In Husserl’s “Logical Investigations” (1990) he argued that logic cannot be derived from psychology. But while Frege focused philosophy of the logical side of the divide, Husserl followed the continental tradition, saw the psychological side. 

The difference between continental and analytic people.
Continental thinkers, would say that everything is subjective experience. This is phenomenological. 
Analytic thinkers would disagree. Mental phenomena is ignored. But meaning resolves into logic. They constantly define things. A computer is purely logical. 

Heidegger (the father of existentialism) 
The concept of being is the first task of being. We must understand being before we do anything else. 

Heidegger created his vocabulary. He created the word Dasein. 
Dasein is not amount thinking- It is effected by mood and emotion. 

In terms of depression Heidegger and other existentialists would argue that YOU are part of the world. You and the world are not two separate ideas. Descartes said there was an external world, but Kant said we do not know the external. 
Your being is the only essence, there is no external world- according to Heidegger. 

Facticity: Derived from the Greek’s ‘fate.’ You cannot choose to change the rules of gravity, you cannot change brutal facts of the world. You can only construct facts in your realities. 

Existentialists embedded in their Dasein are in a bubble. There is no need for them to know what is going on around them because they are so engrossed in what they enjoy doing, in otherwise occupied with their dasein. This sounds very similar for me for when i’m on my phone. I would say this is my dasein at times. 

Existentialists like Heidegger would say “leave me alone i’m doing my own thing’- a very modern cliche thought used today. 

If you are indulged in an activity dasein this is good. But if you are not you reach boredom. Boredom is subjective to time.  

Sartre: 
Believes that perception and imagination have no distinctive difference, and that being, is without reason, without cause, without necessity. Being, just is. It needs no definition as it is defines itself.

Satre would also have a nausea feeling constantly of the idea of dying.  

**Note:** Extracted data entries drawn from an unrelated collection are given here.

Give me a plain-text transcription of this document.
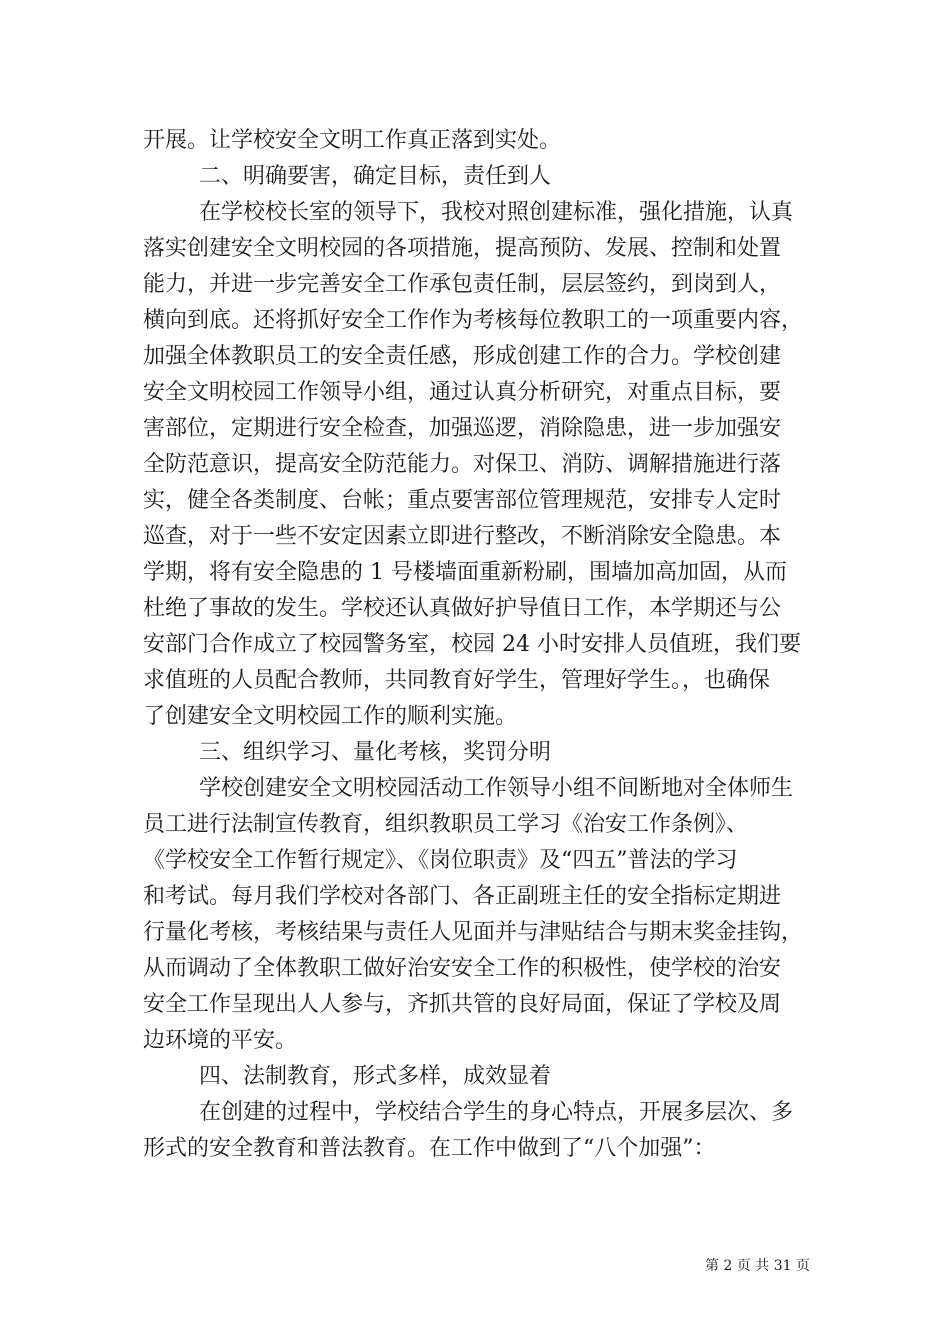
开展。让学校安全文明工作真正落到实处。
二、明确要害，确定目标，责任到人
在学校校长室的领导下，我校对照创建标准，强化措施，认真
落实创建安全文明校园的各项措施，提高预防、发展、控制和处置
能力，并进一步完善安全工作承包责任制，层层签约，到岗到人，
横向到底。还将抓好安全工作作为考核每位教职工的一项重要内容，
加强全体教职员工的安全责任感，形成创建工作的合力。学校创建
安全文明校园工作领导小组，通过认真分析研究，对重点目标，要
害部位，定期进行安全检查，加强巡逻，消除隐患，进一步加强安
全防范意识，提高安全防范能力。对保卫、消防、调解措施进行落
实，健全各类制度、台帐；重点要害部位管理规范，安排专人定时
巡查，对于一些不安定因素立即进行整改，不断消除安全隐患。本
学期，将有安全隐患的 1 号楼墙面重新粉刷，围墙加高加固，从而
杜绝了事故的发生。学校还认真做好护导值日工作，本学期还与公
安部门合作成立了校园警务室，校园 24 小时安排人员值班，我们要
求值班的人员配合教师，共同教育好学生，管理好学生。，也确保
了创建安全文明校园工作的顺利实施。
三、组织学习、量化考核，奖罚分明
学校创建安全文明校园活动工作领导小组不间断地对全体师生
员工进行法制宣传教育，组织教职员工学习《治安工作条例》、
《学校安全工作暂行规定》、《岗位职责》及“四五”普法的学习
和考试。每月我们学校对各部门、各正副班主任的安全指标定期进
行量化考核，考核结果与责任人见面并与津贴结合与期末奖金挂钩，
从而调动了全体教职工做好治安安全工作的积极性，使学校的治安
安全工作呈现出人人参与，齐抓共管的良好局面，保证了学校及周
边环境的平安。
四、法制教育，形式多样，成效显着
在创建的过程中，学校结合学生的身心特点，开展多层次、多
形式的安全教育和普法教育。在工作中做到了“八个加强”：
第 2 页 共 31 页
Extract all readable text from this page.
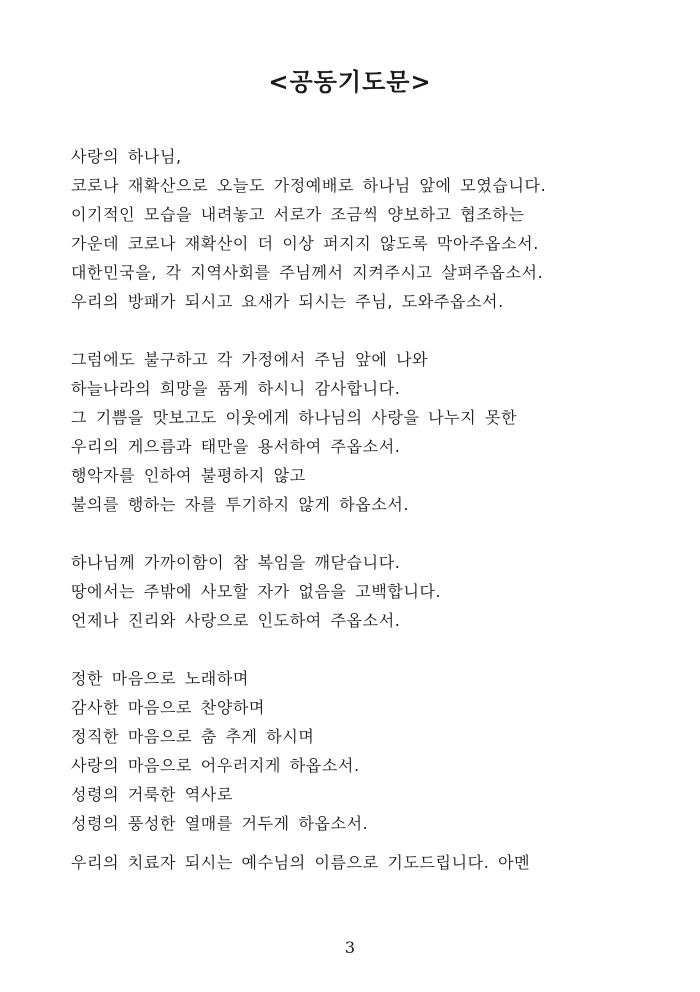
<공동기도문>
사랑의 하나님,
코로나 재확산으로 오늘도 가정예배로 하나님 앞에 모였습니다.
이기적인 모습을 내려놓고 서로가 조금씩 양보하고 협조하는
가운데 코로나 재확산이 더 이상 퍼지지 않도록 막아주옵소서.
대한민국을, 각 지역사회를 주님께서 지켜주시고 살펴주옵소서.
우리의 방패가 되시고 요새가 되시는 주님, 도와주옵소서.
그럼에도 불구하고 각 가정에서 주님 앞에 나와
하늘나라의 희망을 품게 하시니 감사합니다.
그 기쁨을 맛보고도 이웃에게 하나님의 사랑을 나누지 못한
우리의 게으름과 태만을 용서하여 주옵소서.
행악자를 인하여 불평하지 않고
불의를 행하는 자를 투기하지 않게 하옵소서.
하나님께 가까이함이 참 복임을 깨닫습니다.
땅에서는 주밖에 사모할 자가 없음을 고백합니다.
언제나 진리와 사랑으로 인도하여 주옵소서.
정한 마음으로 노래하며
감사한 마음으로 찬양하며
정직한 마음으로 춤 추게 하시며
사랑의 마음으로 어우러지게 하옵소서.
성령의 거룩한 역사로
성령의 풍성한 열매를 거두게 하옵소서.
우리의 치료자 되시는 예수님의 이름으로 기도드립니다. 아멘
3
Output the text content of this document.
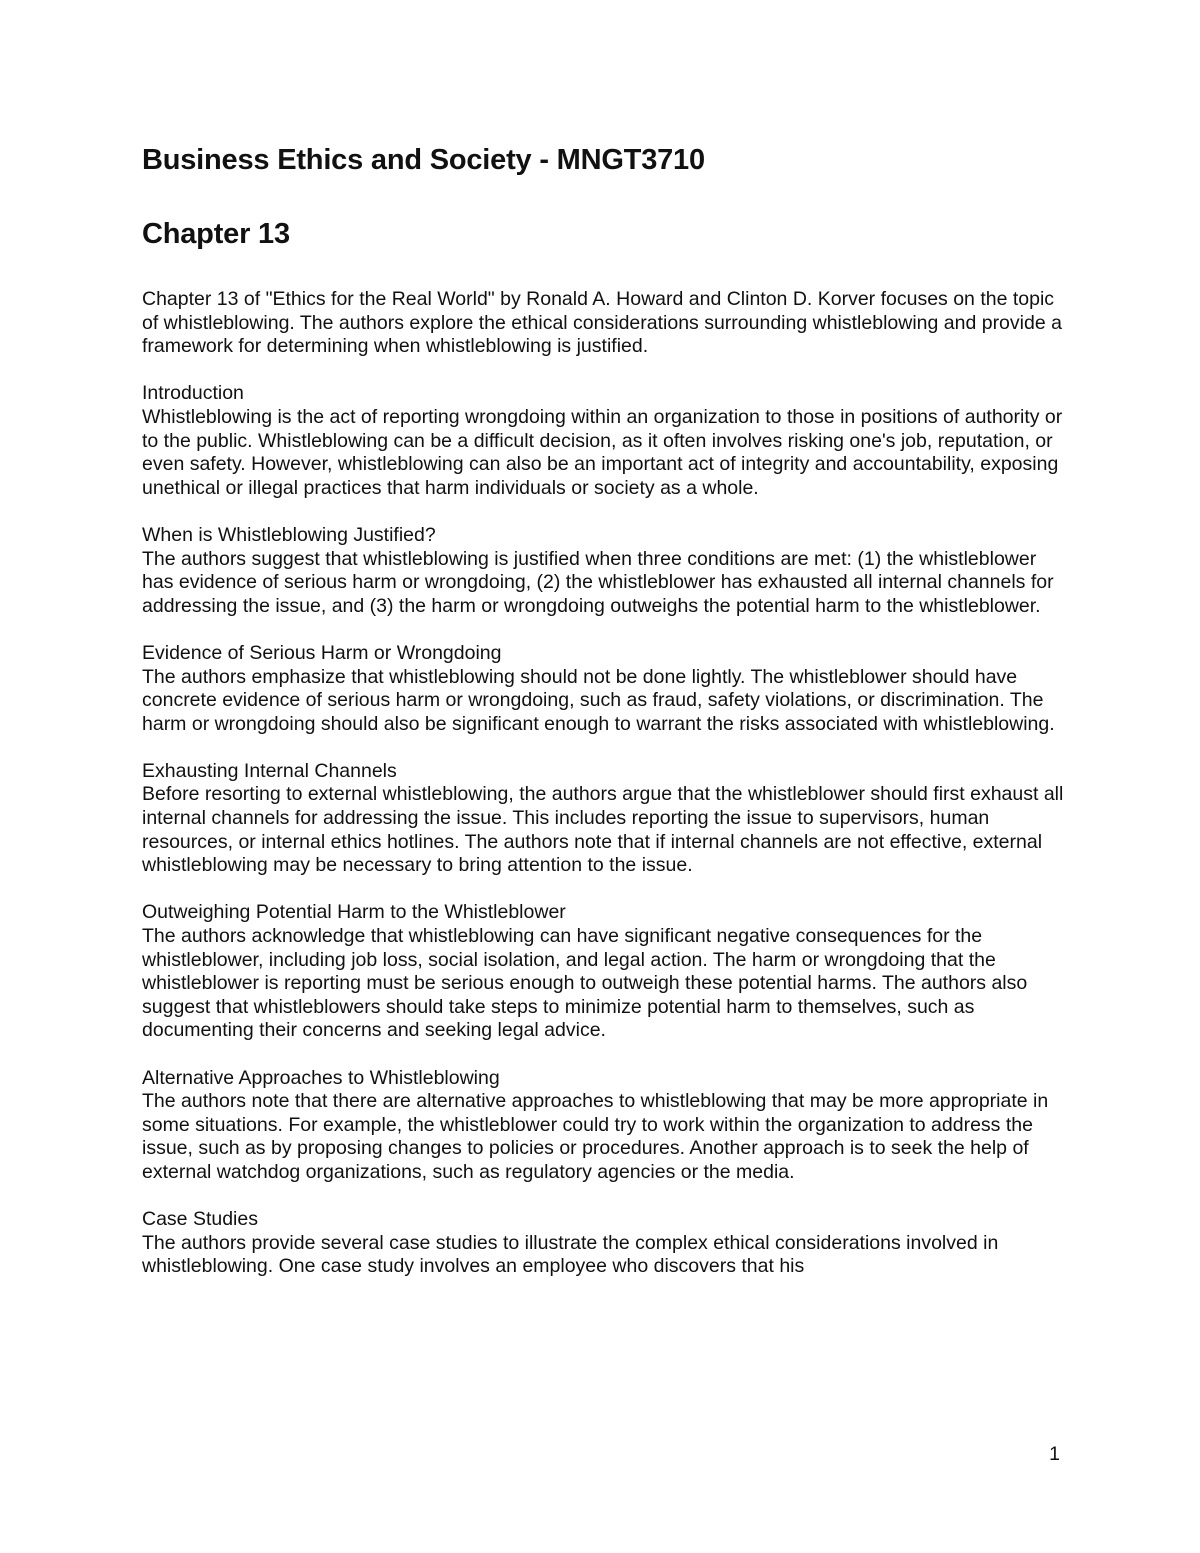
Business Ethics and Society - MNGT3710
Chapter 13
Chapter 13 of "Ethics for the Real World" by Ronald A. Howard and Clinton D. Korver focuses on the topic of whistleblowing. The authors explore the ethical considerations surrounding whistleblowing and provide a framework for determining when whistleblowing is justified.
Introduction
Whistleblowing is the act of reporting wrongdoing within an organization to those in positions of authority or to the public. Whistleblowing can be a difficult decision, as it often involves risking one's job, reputation, or even safety. However, whistleblowing can also be an important act of integrity and accountability, exposing unethical or illegal practices that harm individuals or society as a whole.
When is Whistleblowing Justified?
The authors suggest that whistleblowing is justified when three conditions are met: (1) the whistleblower has evidence of serious harm or wrongdoing, (2) the whistleblower has exhausted all internal channels for addressing the issue, and (3) the harm or wrongdoing outweighs the potential harm to the whistleblower.
Evidence of Serious Harm or Wrongdoing
The authors emphasize that whistleblowing should not be done lightly. The whistleblower should have concrete evidence of serious harm or wrongdoing, such as fraud, safety violations, or discrimination. The harm or wrongdoing should also be significant enough to warrant the risks associated with whistleblowing.
Exhausting Internal Channels
Before resorting to external whistleblowing, the authors argue that the whistleblower should first exhaust all internal channels for addressing the issue. This includes reporting the issue to supervisors, human resources, or internal ethics hotlines. The authors note that if internal channels are not effective, external whistleblowing may be necessary to bring attention to the issue.
Outweighing Potential Harm to the Whistleblower
The authors acknowledge that whistleblowing can have significant negative consequences for the whistleblower, including job loss, social isolation, and legal action. The harm or wrongdoing that the whistleblower is reporting must be serious enough to outweigh these potential harms. The authors also suggest that whistleblowers should take steps to minimize potential harm to themselves, such as documenting their concerns and seeking legal advice.
Alternative Approaches to Whistleblowing
The authors note that there are alternative approaches to whistleblowing that may be more appropriate in some situations. For example, the whistleblower could try to work within the organization to address the issue, such as by proposing changes to policies or procedures. Another approach is to seek the help of external watchdog organizations, such as regulatory agencies or the media.
Case Studies
The authors provide several case studies to illustrate the complex ethical considerations involved in whistleblowing. One case study involves an employee who discovers that his
1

Cognitive behavioral therapy (CBT) is used for recovery. Life is like a story it is purely fiction and you can change it. Bad Faith would be to be part of someone else’s story. Sartre would say that “Being For” is a denial of dasein, you are living on behalf of someone else. A good ethical person for example in a relationship would put their two daseins together. In relationships it is not being for someone else it is just constructing daseins together. In politics you should not let your dasein rule over others and you doing it ‘for your country’ is a political problem Startre encountered. 

Existentialists love feminists and the flexibility Black people have had to change their fate. They cannot change the facticity of life but they can re-write their story for example once slavery was scrapped they could re-write their fate. The facticity of a women cannot change but the social role of women and men can change, you can change your narrative.